Glossary · UK
What is Right to Buy Discount?
The reduction from market value given to eligible council tenants buying their home under the Right to Buy scheme, capped at a maximum amount and subject to repayment if the property is sold within five years.
Full Definition
Right to Buy allows eligible secure council tenants (and some housing association tenants under the related Preserved Right to Buy or Right to Acquire schemes) who have been a public sector tenant for at least three years to buy their home at a discount to its market value, with the discount percentage increasing with each additional year of qualifying tenancy up to a maximum -- typically starting once the three-year qualifying period is met, and rising with further years of tenancy up to a capped maximum discount (a specific percentage for houses and a somewhat higher percentage for flats, reflecting flats' typically higher service charge and leasehold complexity), subject to an overall cash cap that is reviewed periodically and can vary between regions.

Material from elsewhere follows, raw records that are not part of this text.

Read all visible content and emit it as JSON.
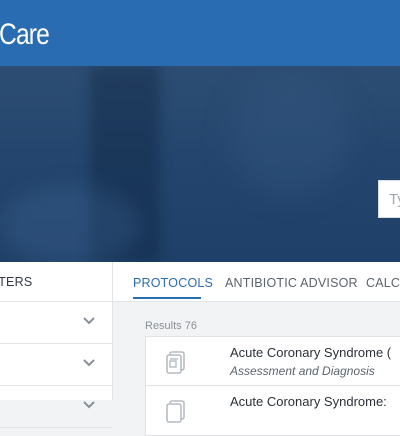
{
  "header": {
    "brand": "Care"
  },
  "search": {
    "placeholder": "Ty"
  },
  "filters": {
    "title": "LTERS",
    "rows": [
      {
        "icon": "chevron-down-icon"
      },
      {
        "icon": "chevron-down-icon"
      },
      {
        "icon": "chevron-down-icon"
      }
    ]
  },
  "tabs": [
    {
      "label": "PROTOCOLS",
      "active": true
    },
    {
      "label": "ANTIBIOTIC ADVISOR",
      "active": false
    },
    {
      "label": "CALCU",
      "active": false
    }
  ],
  "results": {
    "label": "Results 76"
  },
  "protocols": [
    {
      "title": "Acute Coronary Syndrome (",
      "subtitle": "Assessment and Diagnosis",
      "icon": "document-icon"
    },
    {
      "title": "Acute Coronary Syndrome:",
      "subtitle": "",
      "icon": "document-icon"
    }
  ],
  "colors": {
    "brand": "#2a6cb1",
    "hero": "#24466e",
    "background": "#f2f3f5"
  }
}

The discount is a reduction from the property's independently assessed market value at the time of purchase, and there is a repayment (clawback) obligation if the property is sold within five years of the Right to Buy purchase: the discount must be repaid to the council in full if sold within the first year, reducing on a sliding scale for each additional year up to year five, after which no clawback applies. A separate restriction requires the property not to be let out (rather than lived in by the buyer or their family) for a period after purchase in some cases, to discourage the scheme being used purely as an investment vehicle to acquire a discounted buy-to-let property. Right to Buy has been the subject of ongoing policy debate and reform, including reductions to the maximum discount cap and changes to qualifying criteria announced in recent years aimed at reducing the loss of social housing stock, since each Right to Buy sale permanently removes a property from the local social housing pool unless the council chooses and is able to replace it with a new build funded partly by the sale receipts. Wales abolished Right to Buy entirely in January 2019, and Scotland abolished it in August 2016, meaning the scheme (in its traditional form) is now available only to qualifying tenants in England, with tenants elsewhere in the UK needing to check the specific position for their nation.